While Germany is more dependent on Russian gas than the UK, it can prepare with its large LNG storage facilities. Britain, not so much. Figures published in September showed the UK has storage capacity for just 2 per cent of annual gas demand, compared with between 25 per cent and 35 per cent in Europe’s four largest storage holders. Before 2017, the UK had 70 per cent more capacity – but Centrica shut down its enormous Rough storage facility, 18 miles off the coast of Yorkshire, which had the space to store enough gas to keep the UK warm for ten days, because it had become too expensive to run without government support. At the time, the government barely shrugged. Now, it is pushing for it to be reopened, at a cost of £2bn – although according to the Telegraph it may only return to a quarter of its capacity this winter. “It’s basically too late,” said Mike Foster, the chief executive of the non-profit trade association Energy and Utilities Alliance.
Finally, lest we forget, there is the mass failure of small energy suppliers last year, which should perhaps have been the canary in the coalmine of the UK’s energy market. In the 1990s, the government relaxed rules around energy supply – and by the 2010s, dozens of new suppliers had sprung up. “They seemed to be, from what I can make out, set up in people’s garages,” said Foster.
When those small suppliers went bust, their customers were moved to larger, more dependable ones. The problem was that those larger suppliers had already secured a price for their existing customers in advance (a process called hedging). What they hadn’t done was plan for huge increases in the number of households suddenly added to their books – so they had to buy additional energy at higher prices. The extra cost of buying energy for millions of people at wholesale prices has been added to the standing charge – the fixed daily amount we all pay our energy suppliers, no matter how much we use.
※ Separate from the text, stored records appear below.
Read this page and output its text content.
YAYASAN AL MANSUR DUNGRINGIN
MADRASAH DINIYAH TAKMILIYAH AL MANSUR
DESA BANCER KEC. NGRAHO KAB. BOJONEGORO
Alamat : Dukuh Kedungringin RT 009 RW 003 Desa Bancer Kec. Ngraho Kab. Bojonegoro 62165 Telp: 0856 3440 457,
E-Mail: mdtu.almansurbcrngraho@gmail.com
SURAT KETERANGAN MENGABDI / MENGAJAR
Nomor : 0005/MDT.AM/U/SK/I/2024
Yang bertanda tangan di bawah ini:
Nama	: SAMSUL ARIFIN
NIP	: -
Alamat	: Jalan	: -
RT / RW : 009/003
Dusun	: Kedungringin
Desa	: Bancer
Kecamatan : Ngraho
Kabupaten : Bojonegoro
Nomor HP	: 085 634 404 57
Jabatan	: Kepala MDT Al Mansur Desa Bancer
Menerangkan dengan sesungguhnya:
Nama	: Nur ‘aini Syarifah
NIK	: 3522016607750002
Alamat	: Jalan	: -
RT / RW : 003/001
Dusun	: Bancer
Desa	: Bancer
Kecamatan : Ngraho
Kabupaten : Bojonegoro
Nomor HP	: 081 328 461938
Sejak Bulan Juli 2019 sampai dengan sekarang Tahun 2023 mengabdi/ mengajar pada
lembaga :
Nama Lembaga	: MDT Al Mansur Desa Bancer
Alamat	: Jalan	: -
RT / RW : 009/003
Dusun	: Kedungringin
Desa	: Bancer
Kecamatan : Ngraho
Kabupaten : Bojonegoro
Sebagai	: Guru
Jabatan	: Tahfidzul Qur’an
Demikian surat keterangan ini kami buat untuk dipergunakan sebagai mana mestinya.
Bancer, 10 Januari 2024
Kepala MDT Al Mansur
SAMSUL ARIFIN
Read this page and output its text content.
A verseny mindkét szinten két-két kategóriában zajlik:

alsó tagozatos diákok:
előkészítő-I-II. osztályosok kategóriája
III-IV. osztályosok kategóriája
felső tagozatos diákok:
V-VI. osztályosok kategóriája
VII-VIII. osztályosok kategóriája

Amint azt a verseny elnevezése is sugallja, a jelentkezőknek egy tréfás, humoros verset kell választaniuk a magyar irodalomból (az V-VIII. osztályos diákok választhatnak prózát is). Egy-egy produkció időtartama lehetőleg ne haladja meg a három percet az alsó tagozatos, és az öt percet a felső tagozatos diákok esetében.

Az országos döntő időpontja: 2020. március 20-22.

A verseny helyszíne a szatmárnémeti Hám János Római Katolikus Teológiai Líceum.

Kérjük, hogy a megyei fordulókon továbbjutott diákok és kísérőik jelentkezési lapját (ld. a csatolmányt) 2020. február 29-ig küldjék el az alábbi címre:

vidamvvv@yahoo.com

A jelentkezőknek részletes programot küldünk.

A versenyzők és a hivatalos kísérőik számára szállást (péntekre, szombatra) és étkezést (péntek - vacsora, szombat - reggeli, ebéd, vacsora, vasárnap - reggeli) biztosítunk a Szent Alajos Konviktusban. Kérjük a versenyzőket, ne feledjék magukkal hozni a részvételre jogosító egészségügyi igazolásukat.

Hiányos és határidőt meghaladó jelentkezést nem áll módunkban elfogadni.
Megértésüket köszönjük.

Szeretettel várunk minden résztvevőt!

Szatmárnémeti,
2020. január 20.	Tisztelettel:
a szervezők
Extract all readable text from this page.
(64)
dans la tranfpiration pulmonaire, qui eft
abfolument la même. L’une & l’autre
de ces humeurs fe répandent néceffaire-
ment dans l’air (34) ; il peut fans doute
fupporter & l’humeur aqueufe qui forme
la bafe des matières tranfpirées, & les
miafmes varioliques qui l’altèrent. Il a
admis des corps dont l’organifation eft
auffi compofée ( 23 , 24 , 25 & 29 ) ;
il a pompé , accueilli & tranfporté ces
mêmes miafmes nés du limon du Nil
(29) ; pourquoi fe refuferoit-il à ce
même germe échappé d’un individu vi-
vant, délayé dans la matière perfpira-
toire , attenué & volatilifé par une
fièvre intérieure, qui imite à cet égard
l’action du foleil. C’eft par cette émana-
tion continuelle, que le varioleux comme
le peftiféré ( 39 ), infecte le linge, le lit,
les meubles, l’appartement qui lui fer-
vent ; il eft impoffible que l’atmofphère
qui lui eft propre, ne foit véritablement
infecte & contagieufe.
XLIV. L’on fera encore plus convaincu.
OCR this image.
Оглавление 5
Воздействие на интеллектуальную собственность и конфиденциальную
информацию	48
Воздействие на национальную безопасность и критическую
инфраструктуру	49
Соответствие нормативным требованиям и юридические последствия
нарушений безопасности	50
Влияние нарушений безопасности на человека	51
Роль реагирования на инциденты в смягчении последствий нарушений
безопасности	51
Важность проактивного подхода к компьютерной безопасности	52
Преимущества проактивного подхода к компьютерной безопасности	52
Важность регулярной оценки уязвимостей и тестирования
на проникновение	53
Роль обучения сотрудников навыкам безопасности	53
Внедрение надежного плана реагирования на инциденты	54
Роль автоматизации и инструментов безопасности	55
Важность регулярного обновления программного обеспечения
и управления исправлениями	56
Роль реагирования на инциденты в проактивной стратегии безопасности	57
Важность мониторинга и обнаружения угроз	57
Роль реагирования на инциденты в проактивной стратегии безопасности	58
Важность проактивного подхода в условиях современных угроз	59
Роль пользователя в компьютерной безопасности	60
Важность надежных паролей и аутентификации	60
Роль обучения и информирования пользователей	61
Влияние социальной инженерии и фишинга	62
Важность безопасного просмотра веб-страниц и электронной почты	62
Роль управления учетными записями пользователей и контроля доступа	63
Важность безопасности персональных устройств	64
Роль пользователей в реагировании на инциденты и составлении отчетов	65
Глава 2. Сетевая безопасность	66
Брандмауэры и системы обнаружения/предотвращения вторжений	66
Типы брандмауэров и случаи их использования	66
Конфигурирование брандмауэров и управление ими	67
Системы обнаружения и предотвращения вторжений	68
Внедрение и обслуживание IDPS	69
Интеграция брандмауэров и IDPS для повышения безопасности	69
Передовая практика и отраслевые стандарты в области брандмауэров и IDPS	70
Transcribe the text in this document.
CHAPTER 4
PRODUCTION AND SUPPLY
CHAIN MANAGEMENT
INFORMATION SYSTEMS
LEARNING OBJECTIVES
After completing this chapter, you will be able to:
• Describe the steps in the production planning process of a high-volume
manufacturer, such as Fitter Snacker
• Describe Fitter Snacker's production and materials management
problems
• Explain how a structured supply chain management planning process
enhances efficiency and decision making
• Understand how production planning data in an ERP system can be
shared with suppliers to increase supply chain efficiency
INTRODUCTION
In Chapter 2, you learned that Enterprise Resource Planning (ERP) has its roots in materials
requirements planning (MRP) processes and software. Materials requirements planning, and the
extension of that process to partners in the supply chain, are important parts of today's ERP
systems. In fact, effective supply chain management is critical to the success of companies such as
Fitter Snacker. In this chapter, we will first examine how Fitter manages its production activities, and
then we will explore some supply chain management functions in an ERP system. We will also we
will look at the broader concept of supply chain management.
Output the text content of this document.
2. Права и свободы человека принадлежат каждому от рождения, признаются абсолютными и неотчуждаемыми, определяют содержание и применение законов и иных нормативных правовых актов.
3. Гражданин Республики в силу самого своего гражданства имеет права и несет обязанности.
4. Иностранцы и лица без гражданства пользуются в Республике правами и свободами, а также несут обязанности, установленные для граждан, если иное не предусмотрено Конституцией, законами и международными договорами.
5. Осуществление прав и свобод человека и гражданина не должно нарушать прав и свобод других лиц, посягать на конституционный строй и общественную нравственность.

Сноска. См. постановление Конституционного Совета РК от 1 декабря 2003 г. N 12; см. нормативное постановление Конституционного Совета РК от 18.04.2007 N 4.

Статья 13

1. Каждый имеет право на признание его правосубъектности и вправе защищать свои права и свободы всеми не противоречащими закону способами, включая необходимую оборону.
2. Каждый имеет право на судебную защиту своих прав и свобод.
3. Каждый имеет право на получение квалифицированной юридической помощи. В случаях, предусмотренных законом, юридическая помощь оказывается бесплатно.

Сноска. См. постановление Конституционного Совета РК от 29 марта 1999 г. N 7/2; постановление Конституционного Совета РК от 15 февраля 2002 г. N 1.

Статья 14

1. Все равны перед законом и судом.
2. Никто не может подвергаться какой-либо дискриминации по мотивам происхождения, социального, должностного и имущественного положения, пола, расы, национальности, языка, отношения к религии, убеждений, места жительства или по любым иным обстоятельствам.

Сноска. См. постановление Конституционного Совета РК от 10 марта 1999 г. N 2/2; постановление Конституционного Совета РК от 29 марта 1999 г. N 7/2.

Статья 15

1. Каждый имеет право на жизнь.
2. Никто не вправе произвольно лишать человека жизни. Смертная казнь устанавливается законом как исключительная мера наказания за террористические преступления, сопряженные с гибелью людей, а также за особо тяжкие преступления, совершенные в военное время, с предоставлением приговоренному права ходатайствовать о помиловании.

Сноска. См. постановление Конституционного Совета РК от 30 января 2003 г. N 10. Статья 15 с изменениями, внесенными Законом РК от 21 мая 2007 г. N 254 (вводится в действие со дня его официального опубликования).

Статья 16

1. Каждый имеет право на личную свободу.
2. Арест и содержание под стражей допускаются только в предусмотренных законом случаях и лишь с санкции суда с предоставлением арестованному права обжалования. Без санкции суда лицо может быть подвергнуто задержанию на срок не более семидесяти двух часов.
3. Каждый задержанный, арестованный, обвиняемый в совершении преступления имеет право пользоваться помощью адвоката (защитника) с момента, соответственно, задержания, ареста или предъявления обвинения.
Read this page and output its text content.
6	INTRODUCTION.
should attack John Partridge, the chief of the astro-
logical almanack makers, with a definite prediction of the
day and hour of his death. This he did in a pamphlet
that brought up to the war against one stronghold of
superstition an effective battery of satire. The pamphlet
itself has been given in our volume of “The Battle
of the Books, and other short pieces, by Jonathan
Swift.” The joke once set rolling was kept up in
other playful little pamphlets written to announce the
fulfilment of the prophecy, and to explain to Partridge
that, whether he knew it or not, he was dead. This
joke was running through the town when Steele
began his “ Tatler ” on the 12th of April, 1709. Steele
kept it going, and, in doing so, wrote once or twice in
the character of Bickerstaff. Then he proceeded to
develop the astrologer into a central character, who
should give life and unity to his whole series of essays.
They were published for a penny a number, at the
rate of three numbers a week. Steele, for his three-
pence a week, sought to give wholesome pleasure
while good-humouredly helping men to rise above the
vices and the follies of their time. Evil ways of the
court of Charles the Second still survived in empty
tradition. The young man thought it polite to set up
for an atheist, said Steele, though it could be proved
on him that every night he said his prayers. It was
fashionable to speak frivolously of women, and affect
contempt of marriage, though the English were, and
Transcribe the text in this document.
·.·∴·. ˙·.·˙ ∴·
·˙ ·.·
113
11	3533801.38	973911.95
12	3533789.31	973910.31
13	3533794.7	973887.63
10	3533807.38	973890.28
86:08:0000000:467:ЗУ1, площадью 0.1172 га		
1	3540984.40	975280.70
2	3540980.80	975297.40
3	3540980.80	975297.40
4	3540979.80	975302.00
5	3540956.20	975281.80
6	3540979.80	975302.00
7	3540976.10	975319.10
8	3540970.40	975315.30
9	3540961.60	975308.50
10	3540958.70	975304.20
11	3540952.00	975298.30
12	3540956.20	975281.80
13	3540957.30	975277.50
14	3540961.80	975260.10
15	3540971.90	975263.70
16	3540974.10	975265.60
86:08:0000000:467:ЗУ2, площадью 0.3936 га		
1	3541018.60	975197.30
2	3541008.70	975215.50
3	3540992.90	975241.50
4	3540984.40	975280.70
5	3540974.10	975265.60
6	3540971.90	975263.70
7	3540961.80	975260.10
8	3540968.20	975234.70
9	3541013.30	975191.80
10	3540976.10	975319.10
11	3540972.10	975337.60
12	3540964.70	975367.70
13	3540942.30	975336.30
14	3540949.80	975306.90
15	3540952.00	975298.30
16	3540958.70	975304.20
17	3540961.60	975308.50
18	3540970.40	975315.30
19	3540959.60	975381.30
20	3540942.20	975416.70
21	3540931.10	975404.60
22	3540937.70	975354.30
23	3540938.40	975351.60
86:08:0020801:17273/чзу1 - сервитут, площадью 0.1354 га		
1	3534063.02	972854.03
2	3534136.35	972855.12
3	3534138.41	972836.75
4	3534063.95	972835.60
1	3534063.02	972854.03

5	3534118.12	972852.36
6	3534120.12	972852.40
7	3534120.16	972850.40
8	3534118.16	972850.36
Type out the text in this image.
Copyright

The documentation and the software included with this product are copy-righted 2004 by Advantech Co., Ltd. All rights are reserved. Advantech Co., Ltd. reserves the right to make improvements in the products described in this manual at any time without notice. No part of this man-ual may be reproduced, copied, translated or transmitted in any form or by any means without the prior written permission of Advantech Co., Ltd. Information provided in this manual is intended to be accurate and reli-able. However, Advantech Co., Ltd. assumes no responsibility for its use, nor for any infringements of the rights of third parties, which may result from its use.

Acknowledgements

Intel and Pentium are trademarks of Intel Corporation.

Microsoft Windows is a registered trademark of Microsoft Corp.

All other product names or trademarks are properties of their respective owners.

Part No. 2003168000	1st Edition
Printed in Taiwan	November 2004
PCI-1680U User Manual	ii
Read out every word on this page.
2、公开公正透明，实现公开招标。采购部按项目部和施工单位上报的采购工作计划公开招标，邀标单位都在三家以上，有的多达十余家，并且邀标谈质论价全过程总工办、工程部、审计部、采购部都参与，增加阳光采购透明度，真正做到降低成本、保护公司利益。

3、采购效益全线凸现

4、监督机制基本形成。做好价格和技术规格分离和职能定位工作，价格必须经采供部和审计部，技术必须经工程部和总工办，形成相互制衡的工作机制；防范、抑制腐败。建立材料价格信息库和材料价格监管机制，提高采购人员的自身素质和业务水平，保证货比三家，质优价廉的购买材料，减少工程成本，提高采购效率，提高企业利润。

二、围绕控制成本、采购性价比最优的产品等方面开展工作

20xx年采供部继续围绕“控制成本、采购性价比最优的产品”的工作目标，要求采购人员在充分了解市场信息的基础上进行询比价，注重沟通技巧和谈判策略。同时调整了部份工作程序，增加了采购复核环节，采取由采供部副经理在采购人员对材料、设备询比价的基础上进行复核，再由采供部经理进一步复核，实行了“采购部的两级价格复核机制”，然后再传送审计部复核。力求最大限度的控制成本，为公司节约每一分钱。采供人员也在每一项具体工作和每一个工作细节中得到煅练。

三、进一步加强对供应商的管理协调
“I think that standing charge doubled at the last price cap to pay for energy supplier failure,” said Foster. “By definition that is unfair to people who make lower uses of electricity. People who are very careful about their use are still paying the cost of failure.” The situation is so severe that even the regulator, Ofgem, is becoming jumpy: last week one of its non-executive directors, Christine Farnish, resigned, telling the Times that Ofgem had not “struck the right balance between the interests of consumers and the interests of suppliers”.
Meanwhile, the Tory leadership candidates are proposing to combat the problem by ditching green levies, which make up less than 3 per cent of energy bills, and removing solar panels from farmland. Such bluster indicates the Tories’ lack of foresight has not disappeared. It seems that, whoever wins the leadership race, the UK’s energy problems will almost certainly not be solved by a Conservative prime minister.